Most wanted resources: imperfect written corpora
Ineke Schuurman, Vincent Vandeghinste and Leen Sevens


In our Picto tools for people with an intellectual disability we make use of corpora, for example to detect which spelling mistakes are usually made (phonetic spelling!) and what the typical vocabulary is. Or to see how our users tend to compose sentences. It is quite essential that these corpora contain the *original* texts, i.e., including all (types of) 'mistakes': spelling, word order, punctuation, .... In that sense, we need 'imperfect' corpora.

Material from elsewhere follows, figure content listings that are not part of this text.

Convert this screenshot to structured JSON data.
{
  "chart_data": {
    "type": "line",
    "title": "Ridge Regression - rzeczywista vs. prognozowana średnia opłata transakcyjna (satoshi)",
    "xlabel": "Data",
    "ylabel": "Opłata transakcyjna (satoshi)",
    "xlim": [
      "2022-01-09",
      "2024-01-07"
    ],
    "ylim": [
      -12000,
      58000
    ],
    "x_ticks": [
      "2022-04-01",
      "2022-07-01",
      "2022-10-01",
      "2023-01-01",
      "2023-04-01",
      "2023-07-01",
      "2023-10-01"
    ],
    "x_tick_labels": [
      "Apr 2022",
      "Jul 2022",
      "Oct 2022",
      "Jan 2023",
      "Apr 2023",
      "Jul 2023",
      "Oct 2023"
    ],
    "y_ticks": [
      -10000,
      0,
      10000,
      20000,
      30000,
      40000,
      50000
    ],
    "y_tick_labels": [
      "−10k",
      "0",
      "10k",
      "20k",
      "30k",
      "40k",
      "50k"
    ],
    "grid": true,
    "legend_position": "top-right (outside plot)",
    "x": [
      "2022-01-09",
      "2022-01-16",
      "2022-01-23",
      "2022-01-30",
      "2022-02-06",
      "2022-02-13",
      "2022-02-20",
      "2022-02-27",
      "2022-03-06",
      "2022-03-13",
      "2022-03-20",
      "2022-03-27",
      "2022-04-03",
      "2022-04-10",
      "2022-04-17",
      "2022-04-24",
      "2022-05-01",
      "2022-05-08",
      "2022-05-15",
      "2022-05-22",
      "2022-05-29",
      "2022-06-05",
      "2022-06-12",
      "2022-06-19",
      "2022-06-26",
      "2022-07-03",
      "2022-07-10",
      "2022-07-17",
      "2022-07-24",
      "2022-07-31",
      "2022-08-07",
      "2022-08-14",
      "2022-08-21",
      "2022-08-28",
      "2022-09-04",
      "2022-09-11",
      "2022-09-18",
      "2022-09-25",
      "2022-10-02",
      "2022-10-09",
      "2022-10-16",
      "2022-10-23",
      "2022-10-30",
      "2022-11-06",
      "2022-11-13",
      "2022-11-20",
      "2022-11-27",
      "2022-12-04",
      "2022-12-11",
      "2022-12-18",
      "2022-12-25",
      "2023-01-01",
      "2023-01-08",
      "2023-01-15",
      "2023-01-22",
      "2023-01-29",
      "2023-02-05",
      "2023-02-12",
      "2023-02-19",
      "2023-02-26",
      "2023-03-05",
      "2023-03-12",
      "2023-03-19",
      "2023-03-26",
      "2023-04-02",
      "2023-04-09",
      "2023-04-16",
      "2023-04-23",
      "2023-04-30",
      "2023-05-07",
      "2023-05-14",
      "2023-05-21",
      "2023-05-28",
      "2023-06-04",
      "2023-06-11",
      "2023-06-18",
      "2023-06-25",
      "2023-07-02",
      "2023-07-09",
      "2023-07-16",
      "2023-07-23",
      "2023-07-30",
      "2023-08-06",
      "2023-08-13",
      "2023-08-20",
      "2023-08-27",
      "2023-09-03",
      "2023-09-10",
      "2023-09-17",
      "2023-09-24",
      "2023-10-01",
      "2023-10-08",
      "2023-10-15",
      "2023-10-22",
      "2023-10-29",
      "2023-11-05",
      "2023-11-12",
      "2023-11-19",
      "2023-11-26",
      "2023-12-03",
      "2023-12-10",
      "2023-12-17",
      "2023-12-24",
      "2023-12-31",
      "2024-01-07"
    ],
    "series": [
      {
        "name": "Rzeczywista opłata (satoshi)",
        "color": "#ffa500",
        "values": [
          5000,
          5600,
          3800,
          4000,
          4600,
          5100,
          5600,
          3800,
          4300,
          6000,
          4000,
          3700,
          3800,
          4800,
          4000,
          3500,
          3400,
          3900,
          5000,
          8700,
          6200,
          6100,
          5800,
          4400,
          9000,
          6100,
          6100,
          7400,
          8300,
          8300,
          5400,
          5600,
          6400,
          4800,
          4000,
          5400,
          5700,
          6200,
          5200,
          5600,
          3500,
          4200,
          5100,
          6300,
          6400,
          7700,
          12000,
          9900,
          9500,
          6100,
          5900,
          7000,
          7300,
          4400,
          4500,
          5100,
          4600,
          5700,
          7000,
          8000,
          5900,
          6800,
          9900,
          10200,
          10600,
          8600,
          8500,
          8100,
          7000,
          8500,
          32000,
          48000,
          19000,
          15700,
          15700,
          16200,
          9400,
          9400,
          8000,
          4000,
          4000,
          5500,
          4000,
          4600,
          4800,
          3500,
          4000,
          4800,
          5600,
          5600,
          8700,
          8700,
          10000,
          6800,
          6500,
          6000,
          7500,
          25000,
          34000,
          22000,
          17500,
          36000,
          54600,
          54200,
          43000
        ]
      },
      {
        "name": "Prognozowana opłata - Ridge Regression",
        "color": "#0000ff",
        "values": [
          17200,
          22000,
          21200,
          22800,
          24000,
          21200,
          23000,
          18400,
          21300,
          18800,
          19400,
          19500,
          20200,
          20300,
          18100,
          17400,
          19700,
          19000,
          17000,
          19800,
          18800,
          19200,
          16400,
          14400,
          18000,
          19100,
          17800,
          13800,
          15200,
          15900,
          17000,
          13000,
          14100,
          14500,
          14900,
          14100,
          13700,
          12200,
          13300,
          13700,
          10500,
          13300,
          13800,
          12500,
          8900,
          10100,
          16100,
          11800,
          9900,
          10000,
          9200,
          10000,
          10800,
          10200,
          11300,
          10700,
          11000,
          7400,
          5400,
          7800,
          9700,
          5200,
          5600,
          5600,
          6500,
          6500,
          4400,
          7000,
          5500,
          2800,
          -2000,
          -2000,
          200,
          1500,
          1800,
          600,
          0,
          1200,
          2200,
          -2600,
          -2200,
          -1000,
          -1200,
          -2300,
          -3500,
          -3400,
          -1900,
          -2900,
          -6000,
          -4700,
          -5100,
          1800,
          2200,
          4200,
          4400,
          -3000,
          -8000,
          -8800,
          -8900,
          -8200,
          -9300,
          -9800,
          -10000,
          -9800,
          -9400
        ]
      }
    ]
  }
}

We are even more interested in such imperfect corpora written by other groups of people, people who are to a larger extent functionally illiterate in the language they are to use, in this case Dutch. This could be migrants (both starting and more advanced NT2 students), deaf people (sign language being their mother tongue), younger children, functionally illiterate native speakers of Dutch, elderly people, ...
They may compose sentences in a way strongly influenced by their mother tongue and culture, qua word order as well as by the way they phrase their thoughts (like Dutch people tending to be more direct than their southern neighbours). Also their spelling may be influenced by their mother tongue.

We are really curious to see what already is around (but hard to find), and to see how more data can be collected, in such a way that they are reusable by all of us (GDPR!).